Kemarin. Sebelum hujan tiba. Kita baik-baik saja. Meneduhkan matahari di para-para rumah. Supaya terhindar dari amarah. Matahari yang kegerahan biasanya hilang perawakan. Lantas menyemburkan panas berkerontangan.
Sekarang kita memunguti kemarau. Di sebuah dangau di tepian danau. Sembari melihat angsa sedang mengumpulkan kedamaian. Sekaligus keberanian. Simbol pengumuman perang terhadap peperangan.
Kita masih baik-baik saja. Sewaktu senja mulai menutup muka. Enggan melihat betapa rindu yang tertunda ternyata banyak sekali menumbuhkan kepundan yang siap meledakkan kata-kata, bunyi-bunyian, dan tari-tarian.

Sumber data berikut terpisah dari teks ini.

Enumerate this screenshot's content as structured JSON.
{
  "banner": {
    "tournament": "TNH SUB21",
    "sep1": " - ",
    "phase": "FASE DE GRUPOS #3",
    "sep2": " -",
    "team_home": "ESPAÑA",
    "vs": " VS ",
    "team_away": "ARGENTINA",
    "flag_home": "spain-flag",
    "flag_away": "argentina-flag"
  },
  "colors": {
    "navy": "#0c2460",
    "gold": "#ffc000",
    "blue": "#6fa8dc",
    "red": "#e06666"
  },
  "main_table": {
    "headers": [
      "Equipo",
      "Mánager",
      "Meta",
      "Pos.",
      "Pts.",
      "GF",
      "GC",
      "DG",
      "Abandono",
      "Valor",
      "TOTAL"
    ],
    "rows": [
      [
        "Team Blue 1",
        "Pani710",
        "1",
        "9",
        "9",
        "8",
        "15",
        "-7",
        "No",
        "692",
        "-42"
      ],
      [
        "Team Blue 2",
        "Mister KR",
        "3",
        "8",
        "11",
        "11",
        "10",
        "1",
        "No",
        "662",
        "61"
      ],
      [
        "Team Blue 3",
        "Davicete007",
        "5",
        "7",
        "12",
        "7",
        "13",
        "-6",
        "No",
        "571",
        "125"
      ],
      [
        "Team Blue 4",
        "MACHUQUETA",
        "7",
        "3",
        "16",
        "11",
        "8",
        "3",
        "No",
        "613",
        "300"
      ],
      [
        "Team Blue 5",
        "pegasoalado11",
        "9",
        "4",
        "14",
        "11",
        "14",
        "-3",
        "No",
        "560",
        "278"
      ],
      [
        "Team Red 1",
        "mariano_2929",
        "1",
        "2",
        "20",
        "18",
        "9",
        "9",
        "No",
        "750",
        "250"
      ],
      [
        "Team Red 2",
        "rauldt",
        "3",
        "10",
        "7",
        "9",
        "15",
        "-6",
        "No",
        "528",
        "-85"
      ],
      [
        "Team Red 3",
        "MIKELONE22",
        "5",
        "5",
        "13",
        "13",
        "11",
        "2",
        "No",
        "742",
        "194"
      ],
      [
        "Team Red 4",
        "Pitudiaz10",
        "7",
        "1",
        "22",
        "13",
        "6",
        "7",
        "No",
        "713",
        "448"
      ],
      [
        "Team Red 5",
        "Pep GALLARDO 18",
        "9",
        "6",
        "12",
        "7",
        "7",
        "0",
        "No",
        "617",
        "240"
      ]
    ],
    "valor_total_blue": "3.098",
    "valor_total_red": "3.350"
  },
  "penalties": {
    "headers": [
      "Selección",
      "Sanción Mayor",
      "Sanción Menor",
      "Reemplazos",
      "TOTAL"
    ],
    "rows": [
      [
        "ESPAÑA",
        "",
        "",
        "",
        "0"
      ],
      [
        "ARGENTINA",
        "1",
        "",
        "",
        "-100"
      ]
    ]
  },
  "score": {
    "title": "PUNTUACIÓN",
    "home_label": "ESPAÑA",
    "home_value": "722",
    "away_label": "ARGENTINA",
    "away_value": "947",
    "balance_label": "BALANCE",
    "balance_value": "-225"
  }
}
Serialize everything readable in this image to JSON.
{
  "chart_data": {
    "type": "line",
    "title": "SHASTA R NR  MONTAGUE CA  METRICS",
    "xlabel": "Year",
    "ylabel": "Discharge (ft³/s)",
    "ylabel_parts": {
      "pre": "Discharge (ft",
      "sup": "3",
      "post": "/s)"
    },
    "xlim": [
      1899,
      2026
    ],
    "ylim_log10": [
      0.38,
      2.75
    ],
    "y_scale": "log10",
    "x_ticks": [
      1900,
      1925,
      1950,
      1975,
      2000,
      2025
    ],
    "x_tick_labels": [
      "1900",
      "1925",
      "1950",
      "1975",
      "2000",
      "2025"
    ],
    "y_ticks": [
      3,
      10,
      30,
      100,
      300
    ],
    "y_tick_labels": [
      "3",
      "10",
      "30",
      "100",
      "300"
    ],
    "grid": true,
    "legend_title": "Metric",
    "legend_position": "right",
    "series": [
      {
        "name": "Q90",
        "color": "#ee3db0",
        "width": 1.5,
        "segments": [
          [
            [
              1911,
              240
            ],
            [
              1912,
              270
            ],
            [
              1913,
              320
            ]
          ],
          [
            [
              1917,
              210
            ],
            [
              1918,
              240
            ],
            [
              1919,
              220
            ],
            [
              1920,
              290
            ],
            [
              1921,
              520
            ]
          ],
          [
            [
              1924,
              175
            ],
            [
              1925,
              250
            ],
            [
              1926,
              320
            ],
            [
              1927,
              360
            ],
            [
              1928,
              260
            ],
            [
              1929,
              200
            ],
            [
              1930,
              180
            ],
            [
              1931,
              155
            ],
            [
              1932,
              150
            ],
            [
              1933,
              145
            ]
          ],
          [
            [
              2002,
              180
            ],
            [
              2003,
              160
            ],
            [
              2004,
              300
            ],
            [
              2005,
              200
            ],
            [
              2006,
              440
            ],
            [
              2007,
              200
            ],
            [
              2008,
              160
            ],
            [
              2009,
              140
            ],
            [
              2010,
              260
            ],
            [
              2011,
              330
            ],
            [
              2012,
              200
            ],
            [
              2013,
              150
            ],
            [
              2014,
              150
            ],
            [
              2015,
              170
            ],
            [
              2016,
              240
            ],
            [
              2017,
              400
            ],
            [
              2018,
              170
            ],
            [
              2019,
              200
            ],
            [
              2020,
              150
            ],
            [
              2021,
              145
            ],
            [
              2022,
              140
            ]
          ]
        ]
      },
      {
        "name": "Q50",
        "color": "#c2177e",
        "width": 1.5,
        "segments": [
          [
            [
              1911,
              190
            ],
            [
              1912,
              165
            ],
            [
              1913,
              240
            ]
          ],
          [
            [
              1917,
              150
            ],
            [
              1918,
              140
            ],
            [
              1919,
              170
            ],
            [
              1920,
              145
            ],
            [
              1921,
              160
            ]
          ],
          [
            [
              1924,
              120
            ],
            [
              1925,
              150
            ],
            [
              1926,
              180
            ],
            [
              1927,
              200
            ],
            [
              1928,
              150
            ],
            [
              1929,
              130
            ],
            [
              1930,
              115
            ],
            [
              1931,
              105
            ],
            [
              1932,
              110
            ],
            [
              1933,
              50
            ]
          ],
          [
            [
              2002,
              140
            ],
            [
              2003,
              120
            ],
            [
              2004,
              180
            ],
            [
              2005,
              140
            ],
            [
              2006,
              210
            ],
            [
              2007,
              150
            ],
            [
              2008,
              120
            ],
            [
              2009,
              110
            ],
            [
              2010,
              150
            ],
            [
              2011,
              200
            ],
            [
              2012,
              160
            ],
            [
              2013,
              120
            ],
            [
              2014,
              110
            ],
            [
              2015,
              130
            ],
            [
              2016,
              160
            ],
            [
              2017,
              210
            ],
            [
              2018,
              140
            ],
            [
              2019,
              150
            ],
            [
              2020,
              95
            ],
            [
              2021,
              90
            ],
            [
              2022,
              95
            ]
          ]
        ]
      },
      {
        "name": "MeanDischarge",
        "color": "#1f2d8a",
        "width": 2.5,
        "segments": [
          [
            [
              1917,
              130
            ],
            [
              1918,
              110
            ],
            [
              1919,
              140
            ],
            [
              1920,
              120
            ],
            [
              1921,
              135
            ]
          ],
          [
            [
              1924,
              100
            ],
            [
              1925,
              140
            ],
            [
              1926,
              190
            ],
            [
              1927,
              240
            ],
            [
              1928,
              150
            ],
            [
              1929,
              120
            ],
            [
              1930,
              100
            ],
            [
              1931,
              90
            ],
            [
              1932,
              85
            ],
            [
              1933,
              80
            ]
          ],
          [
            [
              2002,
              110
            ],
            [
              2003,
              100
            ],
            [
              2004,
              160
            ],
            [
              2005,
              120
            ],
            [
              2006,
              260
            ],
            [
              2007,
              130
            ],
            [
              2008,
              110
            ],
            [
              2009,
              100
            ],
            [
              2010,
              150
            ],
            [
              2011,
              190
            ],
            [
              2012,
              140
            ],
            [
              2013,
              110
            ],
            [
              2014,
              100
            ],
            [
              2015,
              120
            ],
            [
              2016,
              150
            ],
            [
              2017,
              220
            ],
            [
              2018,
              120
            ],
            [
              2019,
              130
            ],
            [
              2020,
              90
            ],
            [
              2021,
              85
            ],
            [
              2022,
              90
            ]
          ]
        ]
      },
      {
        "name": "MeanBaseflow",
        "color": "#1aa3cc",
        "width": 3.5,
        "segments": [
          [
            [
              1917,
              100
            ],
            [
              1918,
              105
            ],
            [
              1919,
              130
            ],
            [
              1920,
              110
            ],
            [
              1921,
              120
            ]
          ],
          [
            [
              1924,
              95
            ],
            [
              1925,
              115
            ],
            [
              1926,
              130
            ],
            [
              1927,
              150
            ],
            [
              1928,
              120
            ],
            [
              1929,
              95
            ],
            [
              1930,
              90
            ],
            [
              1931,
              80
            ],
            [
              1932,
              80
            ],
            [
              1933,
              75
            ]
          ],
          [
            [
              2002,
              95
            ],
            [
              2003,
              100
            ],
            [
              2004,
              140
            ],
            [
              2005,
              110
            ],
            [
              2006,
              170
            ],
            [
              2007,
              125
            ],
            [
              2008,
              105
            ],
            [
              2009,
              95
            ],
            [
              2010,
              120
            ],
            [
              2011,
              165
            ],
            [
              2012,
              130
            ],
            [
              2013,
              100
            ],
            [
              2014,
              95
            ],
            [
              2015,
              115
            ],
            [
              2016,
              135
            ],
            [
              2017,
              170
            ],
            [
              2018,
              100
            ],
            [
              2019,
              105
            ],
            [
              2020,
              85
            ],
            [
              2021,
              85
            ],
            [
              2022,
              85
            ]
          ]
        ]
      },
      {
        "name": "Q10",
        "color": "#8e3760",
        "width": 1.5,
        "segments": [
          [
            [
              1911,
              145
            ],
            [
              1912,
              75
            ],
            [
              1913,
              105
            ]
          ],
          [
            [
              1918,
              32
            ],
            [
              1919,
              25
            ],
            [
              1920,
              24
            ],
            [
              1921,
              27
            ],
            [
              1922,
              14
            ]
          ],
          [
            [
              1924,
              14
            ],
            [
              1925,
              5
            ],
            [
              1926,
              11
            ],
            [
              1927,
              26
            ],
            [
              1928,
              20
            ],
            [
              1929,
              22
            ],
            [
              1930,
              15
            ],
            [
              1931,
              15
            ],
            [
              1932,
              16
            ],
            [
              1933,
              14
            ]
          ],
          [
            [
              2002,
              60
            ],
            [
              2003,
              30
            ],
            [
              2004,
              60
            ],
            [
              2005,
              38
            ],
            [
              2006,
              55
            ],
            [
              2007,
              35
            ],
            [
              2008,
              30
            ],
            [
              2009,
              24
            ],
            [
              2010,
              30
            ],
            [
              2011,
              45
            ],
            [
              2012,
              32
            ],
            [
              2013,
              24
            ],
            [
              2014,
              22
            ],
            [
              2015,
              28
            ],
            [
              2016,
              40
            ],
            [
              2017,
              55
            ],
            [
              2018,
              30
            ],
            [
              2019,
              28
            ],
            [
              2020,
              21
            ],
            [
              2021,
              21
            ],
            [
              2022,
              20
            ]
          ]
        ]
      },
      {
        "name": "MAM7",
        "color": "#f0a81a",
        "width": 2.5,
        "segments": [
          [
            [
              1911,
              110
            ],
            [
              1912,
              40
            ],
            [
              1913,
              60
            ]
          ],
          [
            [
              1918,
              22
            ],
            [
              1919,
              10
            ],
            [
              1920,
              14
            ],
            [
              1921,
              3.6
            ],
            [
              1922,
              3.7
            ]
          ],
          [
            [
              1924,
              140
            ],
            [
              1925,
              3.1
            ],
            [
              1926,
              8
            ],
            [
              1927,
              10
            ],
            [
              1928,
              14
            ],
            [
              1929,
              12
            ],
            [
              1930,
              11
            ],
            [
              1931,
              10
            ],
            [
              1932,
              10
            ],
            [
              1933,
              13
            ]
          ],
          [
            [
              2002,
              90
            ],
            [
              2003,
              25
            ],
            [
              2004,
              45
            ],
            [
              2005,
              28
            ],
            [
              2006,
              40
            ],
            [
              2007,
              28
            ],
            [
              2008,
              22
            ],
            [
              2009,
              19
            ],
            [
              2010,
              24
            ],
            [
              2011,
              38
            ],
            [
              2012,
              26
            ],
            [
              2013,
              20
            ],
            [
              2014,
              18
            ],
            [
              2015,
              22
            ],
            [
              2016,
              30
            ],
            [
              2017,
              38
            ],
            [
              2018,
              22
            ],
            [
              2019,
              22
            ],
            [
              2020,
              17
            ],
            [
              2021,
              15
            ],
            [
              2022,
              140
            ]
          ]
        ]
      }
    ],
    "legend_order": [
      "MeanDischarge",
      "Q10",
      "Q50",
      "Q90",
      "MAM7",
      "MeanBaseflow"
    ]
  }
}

Kata-katanya bersajak tentang jarak. Bunyi-bunyiannya persis suara sunyi. Tariannya dipanggungkan oleh para perambah hati.
Setelahnya. Kita bertukar tatapan lewat suitan senja yang beranjak renta. Hati lalu ikut menua. Lantas kita sadar ini mulai tidak baik-baik saja.
Kita harus memperbaikinya segera. Begitu hujan mulai tiba.